Do I expect that rebuild to look like the dark decade of 2010-2020, when the Suns had zero playoff appearances and finished above .500 only once? No. I don’t expect that.

But let’s consider the reality of the Suns’ situation dispassionately. The only players on guaranteed contracts for the 2024/2025 season are Devin Booker, Kevin Durant, Deandre Ayton, and Landry Shamet. Chris Paul’s deal is not guaranteed, and he would be 39 years old. If he’s even on the team this season, he is unlikely to be two seasons from now.

Ayton, likewise, may well be on his way out of town. He’s a better player than many Suns fans give him credit for (a LOT better in the case of the fans who seem determined to think he is deep bench quality), but he’s just about the only piece the capped-out Suns have available to try to upgrade the roster before making another try next season.

Even if he’s not moved, though, it doesn’t change the fundamental truth that the Suns have bet big on KD, and he is not the man he was 10 years ago. Although he is capable of performing at approximately that level in stretches, the modern Durant is definitely a bit more fragile and prone to struggles than we’ve seen from him in the past. His 6/27 shooting slump from downtown in the Denver series hurt, and it’s a general truth that players don’t exactly get better on the other side of 35, where Durant is headed in just four months.

The Suns didn’t win the championship with Booker and Durant this season. If they also don’t win next season, after a whole season offseason and season together to build cohesion, what are the odds Ishbia and whoever is in charge of the basketball operations (be it James Jones or someone new), is going to stay all in on the even older version of Durant? Could the Suns go that route? Yes...it just doesn’t seem likely to me.
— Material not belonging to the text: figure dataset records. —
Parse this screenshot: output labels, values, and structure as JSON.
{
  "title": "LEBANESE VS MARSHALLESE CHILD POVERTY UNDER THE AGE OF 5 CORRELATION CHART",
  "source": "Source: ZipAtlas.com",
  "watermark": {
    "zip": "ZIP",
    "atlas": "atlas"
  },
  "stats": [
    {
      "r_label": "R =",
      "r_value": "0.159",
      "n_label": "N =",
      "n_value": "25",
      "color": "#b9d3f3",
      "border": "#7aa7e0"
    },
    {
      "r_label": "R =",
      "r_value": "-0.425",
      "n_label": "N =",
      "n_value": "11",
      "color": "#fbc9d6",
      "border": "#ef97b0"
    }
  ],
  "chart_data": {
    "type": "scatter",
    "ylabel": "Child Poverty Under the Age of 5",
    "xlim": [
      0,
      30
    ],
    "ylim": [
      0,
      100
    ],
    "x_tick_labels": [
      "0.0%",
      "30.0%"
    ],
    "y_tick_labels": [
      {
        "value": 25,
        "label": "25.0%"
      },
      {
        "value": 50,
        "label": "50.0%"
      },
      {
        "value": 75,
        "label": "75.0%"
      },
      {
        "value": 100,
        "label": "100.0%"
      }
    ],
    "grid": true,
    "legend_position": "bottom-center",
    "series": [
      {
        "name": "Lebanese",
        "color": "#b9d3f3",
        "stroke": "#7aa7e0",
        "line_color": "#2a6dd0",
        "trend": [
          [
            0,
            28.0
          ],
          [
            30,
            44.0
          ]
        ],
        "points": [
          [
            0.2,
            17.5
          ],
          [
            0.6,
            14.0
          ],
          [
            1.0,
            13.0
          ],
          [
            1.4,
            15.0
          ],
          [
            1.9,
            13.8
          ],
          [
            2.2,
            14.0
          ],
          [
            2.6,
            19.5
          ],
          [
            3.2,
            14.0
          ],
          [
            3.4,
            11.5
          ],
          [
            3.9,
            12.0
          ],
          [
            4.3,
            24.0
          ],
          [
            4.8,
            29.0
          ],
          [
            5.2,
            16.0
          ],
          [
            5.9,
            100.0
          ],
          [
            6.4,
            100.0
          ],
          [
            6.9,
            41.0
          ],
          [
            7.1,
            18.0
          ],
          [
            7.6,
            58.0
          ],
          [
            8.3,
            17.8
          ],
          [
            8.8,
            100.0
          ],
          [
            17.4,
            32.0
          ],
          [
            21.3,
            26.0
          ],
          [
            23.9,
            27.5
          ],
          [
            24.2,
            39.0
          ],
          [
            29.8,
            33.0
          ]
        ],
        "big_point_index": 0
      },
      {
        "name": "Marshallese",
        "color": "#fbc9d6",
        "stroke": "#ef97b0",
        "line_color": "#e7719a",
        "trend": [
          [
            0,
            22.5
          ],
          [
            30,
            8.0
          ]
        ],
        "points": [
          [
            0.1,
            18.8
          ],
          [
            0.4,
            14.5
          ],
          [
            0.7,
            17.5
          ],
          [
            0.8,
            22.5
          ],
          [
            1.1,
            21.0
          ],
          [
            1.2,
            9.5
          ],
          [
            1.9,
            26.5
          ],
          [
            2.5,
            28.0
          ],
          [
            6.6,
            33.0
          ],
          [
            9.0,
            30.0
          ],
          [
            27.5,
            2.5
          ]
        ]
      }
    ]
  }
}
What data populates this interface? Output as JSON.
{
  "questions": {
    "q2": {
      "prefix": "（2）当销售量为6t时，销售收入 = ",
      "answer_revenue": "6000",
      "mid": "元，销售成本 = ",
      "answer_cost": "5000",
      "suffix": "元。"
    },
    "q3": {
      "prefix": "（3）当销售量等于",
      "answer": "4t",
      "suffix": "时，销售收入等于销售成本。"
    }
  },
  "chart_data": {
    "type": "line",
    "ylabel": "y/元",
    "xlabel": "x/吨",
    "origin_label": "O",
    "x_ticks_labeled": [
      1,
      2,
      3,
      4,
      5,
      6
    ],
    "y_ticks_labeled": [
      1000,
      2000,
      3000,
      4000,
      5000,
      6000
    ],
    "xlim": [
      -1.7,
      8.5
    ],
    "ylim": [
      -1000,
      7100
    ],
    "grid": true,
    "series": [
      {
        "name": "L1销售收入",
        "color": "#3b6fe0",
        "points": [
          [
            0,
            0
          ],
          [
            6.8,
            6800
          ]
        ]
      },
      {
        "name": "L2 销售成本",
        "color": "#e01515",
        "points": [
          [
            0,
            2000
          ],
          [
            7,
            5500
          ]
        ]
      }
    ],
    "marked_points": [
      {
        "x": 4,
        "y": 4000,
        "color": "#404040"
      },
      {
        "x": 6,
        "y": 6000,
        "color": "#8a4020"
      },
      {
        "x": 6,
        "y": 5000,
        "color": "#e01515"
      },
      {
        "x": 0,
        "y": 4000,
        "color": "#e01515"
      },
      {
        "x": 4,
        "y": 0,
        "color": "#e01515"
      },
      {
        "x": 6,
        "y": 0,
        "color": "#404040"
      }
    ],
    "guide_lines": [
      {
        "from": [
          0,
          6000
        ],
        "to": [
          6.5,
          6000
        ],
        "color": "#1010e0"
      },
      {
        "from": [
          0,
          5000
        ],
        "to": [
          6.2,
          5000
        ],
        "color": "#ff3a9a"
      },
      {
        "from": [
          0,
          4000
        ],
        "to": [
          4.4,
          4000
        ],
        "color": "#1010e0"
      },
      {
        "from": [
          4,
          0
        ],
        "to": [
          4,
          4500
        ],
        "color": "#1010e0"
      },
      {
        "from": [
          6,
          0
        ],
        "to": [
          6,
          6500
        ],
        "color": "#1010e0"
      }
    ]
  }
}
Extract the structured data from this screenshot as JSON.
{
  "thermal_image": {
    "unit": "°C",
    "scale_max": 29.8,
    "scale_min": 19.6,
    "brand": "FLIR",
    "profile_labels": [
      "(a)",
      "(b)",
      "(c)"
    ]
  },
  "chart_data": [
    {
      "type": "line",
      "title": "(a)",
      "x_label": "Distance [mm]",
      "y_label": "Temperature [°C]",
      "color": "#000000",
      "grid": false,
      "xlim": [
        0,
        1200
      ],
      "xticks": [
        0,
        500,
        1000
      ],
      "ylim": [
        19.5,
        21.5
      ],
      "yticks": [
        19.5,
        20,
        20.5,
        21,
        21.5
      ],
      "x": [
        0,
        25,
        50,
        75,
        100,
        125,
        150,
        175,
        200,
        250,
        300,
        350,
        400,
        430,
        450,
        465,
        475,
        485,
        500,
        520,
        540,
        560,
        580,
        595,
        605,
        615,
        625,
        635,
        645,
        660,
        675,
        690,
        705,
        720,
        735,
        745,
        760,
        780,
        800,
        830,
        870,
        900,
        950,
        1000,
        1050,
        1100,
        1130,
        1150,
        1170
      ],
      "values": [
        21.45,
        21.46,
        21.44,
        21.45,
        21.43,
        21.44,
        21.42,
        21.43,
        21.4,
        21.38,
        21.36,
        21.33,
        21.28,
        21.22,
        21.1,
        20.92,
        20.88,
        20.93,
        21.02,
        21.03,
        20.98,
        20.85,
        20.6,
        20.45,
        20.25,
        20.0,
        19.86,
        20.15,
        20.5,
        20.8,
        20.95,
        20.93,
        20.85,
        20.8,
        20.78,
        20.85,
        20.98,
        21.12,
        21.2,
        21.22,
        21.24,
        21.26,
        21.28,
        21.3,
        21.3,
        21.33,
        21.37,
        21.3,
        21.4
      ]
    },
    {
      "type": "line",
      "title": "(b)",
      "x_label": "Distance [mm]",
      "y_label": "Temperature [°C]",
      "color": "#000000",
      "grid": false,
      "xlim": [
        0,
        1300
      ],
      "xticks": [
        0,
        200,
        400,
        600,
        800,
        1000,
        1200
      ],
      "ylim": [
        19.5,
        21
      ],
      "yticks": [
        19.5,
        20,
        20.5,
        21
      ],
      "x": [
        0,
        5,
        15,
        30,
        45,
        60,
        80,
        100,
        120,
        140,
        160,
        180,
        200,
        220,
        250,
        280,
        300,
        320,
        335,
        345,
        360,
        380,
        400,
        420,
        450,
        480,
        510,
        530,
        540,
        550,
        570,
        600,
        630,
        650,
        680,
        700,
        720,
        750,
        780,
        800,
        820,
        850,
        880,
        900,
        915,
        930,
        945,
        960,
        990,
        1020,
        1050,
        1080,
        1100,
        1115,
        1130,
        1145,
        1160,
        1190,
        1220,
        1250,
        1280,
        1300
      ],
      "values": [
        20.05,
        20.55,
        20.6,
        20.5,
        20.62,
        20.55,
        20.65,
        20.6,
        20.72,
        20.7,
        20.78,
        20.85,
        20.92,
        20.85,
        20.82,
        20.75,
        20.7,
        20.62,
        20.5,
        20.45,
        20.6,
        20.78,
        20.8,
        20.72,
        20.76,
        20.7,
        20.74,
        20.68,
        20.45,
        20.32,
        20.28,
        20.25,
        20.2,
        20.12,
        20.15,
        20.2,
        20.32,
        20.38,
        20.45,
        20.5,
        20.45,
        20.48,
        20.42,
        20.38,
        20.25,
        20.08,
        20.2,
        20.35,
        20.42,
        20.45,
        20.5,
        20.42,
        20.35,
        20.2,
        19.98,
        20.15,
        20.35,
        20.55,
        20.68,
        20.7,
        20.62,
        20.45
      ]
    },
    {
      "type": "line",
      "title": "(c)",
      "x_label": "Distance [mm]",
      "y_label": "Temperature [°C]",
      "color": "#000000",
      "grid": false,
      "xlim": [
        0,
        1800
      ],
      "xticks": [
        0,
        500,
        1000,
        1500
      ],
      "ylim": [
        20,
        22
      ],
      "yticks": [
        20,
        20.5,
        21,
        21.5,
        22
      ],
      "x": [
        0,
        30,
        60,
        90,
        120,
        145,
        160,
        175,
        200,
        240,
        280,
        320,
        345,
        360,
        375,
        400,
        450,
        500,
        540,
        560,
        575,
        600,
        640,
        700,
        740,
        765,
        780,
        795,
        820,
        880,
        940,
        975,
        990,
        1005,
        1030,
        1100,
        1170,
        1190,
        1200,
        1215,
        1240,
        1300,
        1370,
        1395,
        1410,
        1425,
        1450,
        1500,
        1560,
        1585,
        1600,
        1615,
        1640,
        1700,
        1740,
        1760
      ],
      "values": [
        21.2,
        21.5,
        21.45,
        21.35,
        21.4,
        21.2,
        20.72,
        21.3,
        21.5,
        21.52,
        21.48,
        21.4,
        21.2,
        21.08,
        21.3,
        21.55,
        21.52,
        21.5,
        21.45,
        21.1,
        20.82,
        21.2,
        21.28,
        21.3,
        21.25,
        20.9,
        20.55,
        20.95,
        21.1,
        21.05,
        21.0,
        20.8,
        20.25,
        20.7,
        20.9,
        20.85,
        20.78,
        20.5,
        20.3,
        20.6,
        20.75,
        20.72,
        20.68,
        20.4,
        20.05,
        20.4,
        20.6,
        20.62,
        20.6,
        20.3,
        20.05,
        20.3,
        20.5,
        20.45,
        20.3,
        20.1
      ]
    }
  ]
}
The Suns pushed in all their chips with Durant. And it was a two season...MAYBE three season play. I think there’s almost no chance the Suns try to sign Durant beyond his current deal.

It can’t be ignored that this wasn’t a twist of fate that landed the Suns in this position. It was a very deliberate choice to sacrifice Mikal Bridges and Cam Johnson to try to win a championship in the immediate future, rather than hope to stay generally “in contention” for the next 4-5 years and hope they could break through opportunistically.

I’ll leave it to the historians to decide whether the KD trade was a hit or a miss. It’s too soon to say.

But it’s the right time to say don’t sleep on this coming season. It might really be the end of an era.